Many were carrying signs bearing such lines as "Stop Denying the Earth is Dying," "This Is A Crisis, Not A #Trend," and "This Generation Will Not Wait."

The protests were partly inspired by the activism of Swedish teenager Greta Thunberg, who has staged weekly "Fridays for Future" demonstrations for a year, urging world leaders to step up efforts against climate change.

In Prince George, they have been held on Friday afternoons at Mr. PG since May. Caitlyn McCarville said she has been participating when she can. She said climate change is "definitely not good" and that it's been shown that activism works in terms of raising the issue with government.

Concern about the petrochemical complex proposed for the BCR Industrial site as raised.

"The future is not about investing in two dying industries - oil and gas and carbon plastics," said Zoe Meletis when she spoke to the participants.

In an interview, Meletis said economic development should be contingent on environmental sustainability.

"The two can't be delinked and I think new petrochemical plants too close to residences in a diversifying economy does not fit with that vision," she said.

That the complex will rely on natural gas extracted by fracking was also raised as a concern.

A review by the B.C. Environmental Assessment office for an ethylene plant - one of three major components of the complex - is now underway.

Mackenzie Kerr, the Green party candidate in Cariboo-Prince George attended the event.

"This in an incredibly important cause and we all could probably agree that the government should wake up and take it seriously," she said while speaking to the group. "It's such a victory,"

Thunberg told The Associated Press in an interview in New York. "I would never have predicted or believed that this was going to happen, and so fast - and only in 15 months."

Thunberg is expected to participate in a U.N. Youth Climate Summit on Saturday and speak at the U.N. Climate Action Summit with global leaders on Monday.

"They have this opportunity to do something, and they should take that," she said. "And otherwise, they should feel ashamed."

The world has warmed about 1 degree Celsius (1.8 Fahrenheit) since before the Industrial Revolution, and scientists have attributed more than 90 per cent of the increase to emissions of heat-trapping gases from fuel-burning and other human activity.

Scientists have warned that global warming will subject Earth to rising seas and more heat waves, droughts, powerful storms, flooding and other problems, and that some have already started manifesting themselves.

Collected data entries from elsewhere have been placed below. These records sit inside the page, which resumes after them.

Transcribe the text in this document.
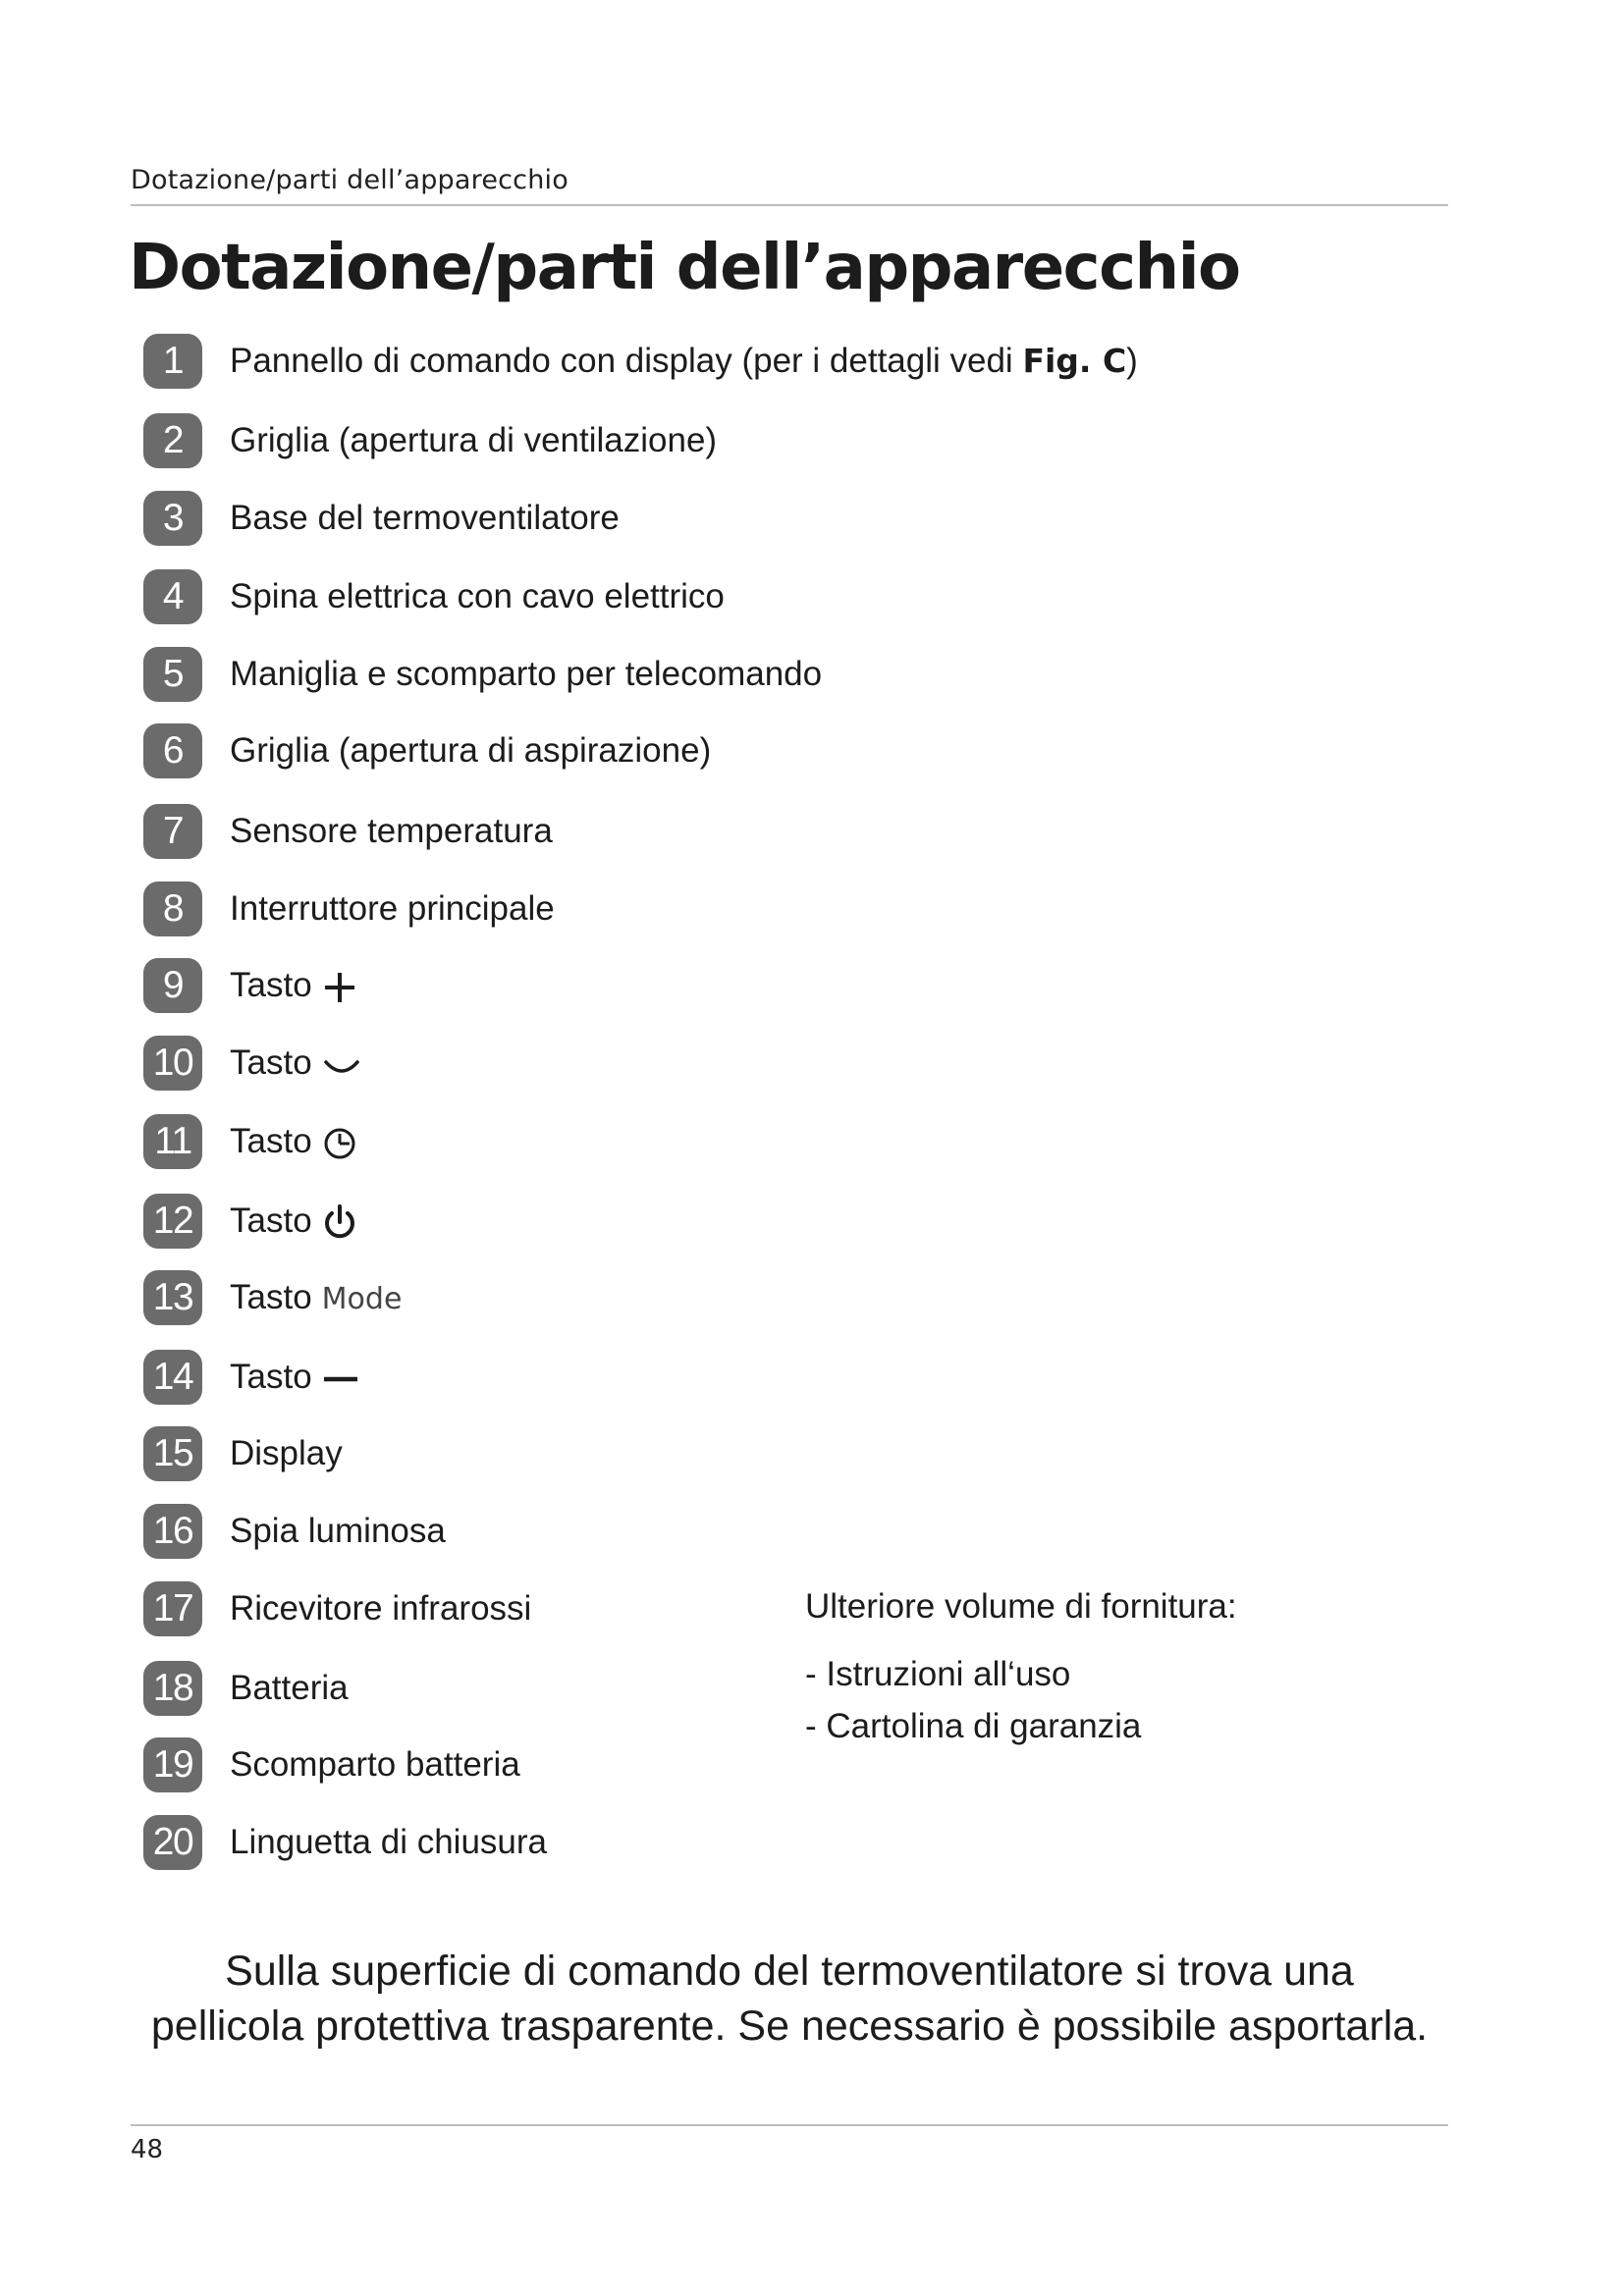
Dotazione/parti dell’apparecchio
Dotazione/parti dell’apparecchio
1	Pannello di comando con display (per i dettagli vedi Fig. C)
2	Griglia (apertura di ventilazione)
3	Base del termoventilatore
4	Spina elettrica con cavo elettrico
5	Maniglia e scomparto per telecomando
6	Griglia (apertura di aspirazione)
7	Sensore temperatura
8	Interruttore principale
9	Tasto
10 Tasto
11	Tasto
12 Tasto
13 Tasto Mode
14 Tasto
15 Display
16 Spia luminosa
17 Ricevitore infrarossi
18 Batteria
19 Scomparto batteria
20 Linguetta di chiusura
Ulteriore volume di fornitura:
- Istruzioni all‘uso
- Cartolina di garanzia
Sulla superficie di comando del termoventilatore si trova una
pellicola protettiva trasparente. Se necessario è possibile asportarla.
48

Climate change has made record-breaking heat temperature records twice as likely as record-setting cold temperatures over the past two decades in the contiguous U.S., according to National Oceanic and Atmospheric Administration data. Nations around the world agreed at a 2015 summit in Paris to hold warming to less than 2 degrees Celsius (3.6 Fahrenheit) more than pre-industrial-era levels by the end of this century.